Degraded Dashboard Performance
Incident Report for Pantheon Operations
Postmortem

Our Dashboard experienced a period of degraded performance early Sunday morning due to misconfiguration of automatic scaling in technology that is new to Pantheon. While customer web sites were not affected during this outage, Pantheon customers briefly lost the ability to make changes to their sites at the beginning of this incident.

We have conducted an internal review of the events that lead to this outage and developed a plan to allow us to prevent similar incidents in the future, detect degraded performance of our new technology, and recover more gracefully in the event of system failure. We are confident that our plan will effectively mitigate these issues.

We recognize that being able to change a site is as important as the site being available for use and apologize for any inconvenience caused by this outage.

Posted Oct 19, 2016 - 17:16 PDT

Resolved
The incident has been cleared and no further issues have been reported.
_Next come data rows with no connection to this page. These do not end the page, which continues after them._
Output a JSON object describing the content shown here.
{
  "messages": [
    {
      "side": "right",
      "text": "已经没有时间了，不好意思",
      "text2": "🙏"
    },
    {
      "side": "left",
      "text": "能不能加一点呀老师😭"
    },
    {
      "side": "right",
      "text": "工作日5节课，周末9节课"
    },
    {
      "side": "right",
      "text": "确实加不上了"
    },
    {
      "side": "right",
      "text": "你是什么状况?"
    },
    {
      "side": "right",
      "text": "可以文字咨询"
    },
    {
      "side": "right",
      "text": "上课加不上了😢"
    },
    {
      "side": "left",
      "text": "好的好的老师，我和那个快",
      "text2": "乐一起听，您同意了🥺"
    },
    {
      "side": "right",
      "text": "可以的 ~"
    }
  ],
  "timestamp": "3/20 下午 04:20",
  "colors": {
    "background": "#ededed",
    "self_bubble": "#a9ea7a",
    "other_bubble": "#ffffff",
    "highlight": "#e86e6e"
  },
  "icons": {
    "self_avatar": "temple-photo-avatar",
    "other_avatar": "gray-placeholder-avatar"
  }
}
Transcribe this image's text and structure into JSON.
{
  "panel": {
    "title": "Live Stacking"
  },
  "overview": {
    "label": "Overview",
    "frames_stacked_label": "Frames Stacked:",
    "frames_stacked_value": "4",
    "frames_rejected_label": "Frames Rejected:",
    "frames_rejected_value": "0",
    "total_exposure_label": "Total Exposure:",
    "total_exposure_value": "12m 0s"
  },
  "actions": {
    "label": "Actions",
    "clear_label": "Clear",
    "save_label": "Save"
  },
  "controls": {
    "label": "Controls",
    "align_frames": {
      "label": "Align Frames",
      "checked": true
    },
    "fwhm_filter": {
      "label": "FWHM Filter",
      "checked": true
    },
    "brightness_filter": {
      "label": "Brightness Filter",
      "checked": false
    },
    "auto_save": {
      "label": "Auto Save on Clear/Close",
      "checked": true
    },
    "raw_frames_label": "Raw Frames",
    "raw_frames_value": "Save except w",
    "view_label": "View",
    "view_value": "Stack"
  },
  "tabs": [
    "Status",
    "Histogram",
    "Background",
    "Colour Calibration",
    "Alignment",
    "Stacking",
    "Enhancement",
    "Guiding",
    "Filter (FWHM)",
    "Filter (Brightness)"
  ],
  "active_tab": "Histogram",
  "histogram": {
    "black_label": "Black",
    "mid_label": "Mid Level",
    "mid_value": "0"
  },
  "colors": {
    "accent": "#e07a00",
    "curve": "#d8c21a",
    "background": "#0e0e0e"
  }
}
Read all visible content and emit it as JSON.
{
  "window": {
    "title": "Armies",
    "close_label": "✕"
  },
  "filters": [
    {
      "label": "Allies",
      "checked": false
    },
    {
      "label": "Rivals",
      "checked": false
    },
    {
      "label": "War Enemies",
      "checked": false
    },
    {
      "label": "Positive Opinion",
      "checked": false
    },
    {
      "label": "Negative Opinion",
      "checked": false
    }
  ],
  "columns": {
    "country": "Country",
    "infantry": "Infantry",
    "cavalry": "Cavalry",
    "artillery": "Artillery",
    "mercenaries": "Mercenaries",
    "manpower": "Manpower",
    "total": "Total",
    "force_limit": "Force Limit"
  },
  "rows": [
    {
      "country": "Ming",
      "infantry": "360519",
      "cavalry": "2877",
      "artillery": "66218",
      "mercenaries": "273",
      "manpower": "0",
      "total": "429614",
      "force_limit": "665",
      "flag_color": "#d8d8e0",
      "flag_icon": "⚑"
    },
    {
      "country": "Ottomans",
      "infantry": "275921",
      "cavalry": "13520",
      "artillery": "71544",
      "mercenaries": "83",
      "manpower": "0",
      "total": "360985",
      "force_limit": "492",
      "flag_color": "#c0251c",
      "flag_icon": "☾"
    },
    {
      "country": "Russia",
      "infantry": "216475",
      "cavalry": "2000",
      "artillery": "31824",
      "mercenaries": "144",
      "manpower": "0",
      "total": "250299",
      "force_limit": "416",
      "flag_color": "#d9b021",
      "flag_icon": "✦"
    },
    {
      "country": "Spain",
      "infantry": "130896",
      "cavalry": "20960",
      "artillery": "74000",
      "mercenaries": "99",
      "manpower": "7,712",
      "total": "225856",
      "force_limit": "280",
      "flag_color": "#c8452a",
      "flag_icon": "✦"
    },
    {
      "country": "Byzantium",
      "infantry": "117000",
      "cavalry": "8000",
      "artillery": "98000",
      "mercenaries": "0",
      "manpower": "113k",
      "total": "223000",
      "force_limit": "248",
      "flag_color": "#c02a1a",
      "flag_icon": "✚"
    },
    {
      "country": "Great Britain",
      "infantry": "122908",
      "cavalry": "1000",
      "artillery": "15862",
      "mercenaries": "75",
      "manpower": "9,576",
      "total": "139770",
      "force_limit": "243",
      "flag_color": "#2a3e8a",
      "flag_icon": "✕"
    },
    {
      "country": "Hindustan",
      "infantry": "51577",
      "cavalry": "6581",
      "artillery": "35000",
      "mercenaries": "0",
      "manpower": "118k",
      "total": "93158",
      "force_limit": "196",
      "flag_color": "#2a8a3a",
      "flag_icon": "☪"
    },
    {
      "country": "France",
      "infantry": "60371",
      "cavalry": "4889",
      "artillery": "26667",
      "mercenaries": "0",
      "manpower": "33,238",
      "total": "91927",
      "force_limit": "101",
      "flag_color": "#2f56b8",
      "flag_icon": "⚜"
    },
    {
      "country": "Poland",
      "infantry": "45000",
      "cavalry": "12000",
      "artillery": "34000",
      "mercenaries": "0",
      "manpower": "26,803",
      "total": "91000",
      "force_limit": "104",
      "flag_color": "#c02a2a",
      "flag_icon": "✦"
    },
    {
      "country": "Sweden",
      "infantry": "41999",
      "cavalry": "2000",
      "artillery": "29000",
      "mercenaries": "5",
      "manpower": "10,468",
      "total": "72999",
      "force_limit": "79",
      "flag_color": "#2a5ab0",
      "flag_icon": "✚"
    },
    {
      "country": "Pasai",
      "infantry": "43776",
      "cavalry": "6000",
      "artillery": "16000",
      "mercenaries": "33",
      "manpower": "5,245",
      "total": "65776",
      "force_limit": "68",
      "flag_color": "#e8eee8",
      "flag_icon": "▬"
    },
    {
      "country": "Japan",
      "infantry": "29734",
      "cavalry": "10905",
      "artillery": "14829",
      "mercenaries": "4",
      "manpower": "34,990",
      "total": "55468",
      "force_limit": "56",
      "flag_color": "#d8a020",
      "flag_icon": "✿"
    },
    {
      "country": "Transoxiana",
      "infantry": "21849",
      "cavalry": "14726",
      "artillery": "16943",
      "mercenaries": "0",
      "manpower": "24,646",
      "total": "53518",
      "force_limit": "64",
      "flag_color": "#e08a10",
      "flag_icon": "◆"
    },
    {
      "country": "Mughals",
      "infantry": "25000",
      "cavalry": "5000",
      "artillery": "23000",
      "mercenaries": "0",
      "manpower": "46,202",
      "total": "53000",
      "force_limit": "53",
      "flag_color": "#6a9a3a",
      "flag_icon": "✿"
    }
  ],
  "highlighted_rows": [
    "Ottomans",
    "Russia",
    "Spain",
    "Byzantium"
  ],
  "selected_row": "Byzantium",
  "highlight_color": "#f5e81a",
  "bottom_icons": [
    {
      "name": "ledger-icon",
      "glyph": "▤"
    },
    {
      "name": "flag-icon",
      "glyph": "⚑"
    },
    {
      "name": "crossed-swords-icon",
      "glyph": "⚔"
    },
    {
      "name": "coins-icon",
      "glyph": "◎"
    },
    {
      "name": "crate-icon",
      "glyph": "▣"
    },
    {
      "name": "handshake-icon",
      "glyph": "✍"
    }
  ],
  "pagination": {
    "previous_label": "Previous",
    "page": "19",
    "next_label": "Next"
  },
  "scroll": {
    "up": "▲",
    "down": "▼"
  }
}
Thank you for your patience!
Posted Oct 16, 2016 - 20:37 PDT
Monitoring
A fix has been implemented and we are monitoring the results.
Posted Oct 16, 2016 - 08:33 PDT
Update
We continue to investigate as some sections of the dashboard are still unavailable.
Posted Oct 16, 2016 - 05:47 PDT
Identified
The issue has been identified and a fix is being implemented.
Posted Oct 16, 2016 - 04:12 PDT
Investigating
Our monitoring has detected elevated error dashboard rates, which may manifest as slow page loads or failed logins.
Posted Oct 16, 2016 - 03:40 PDT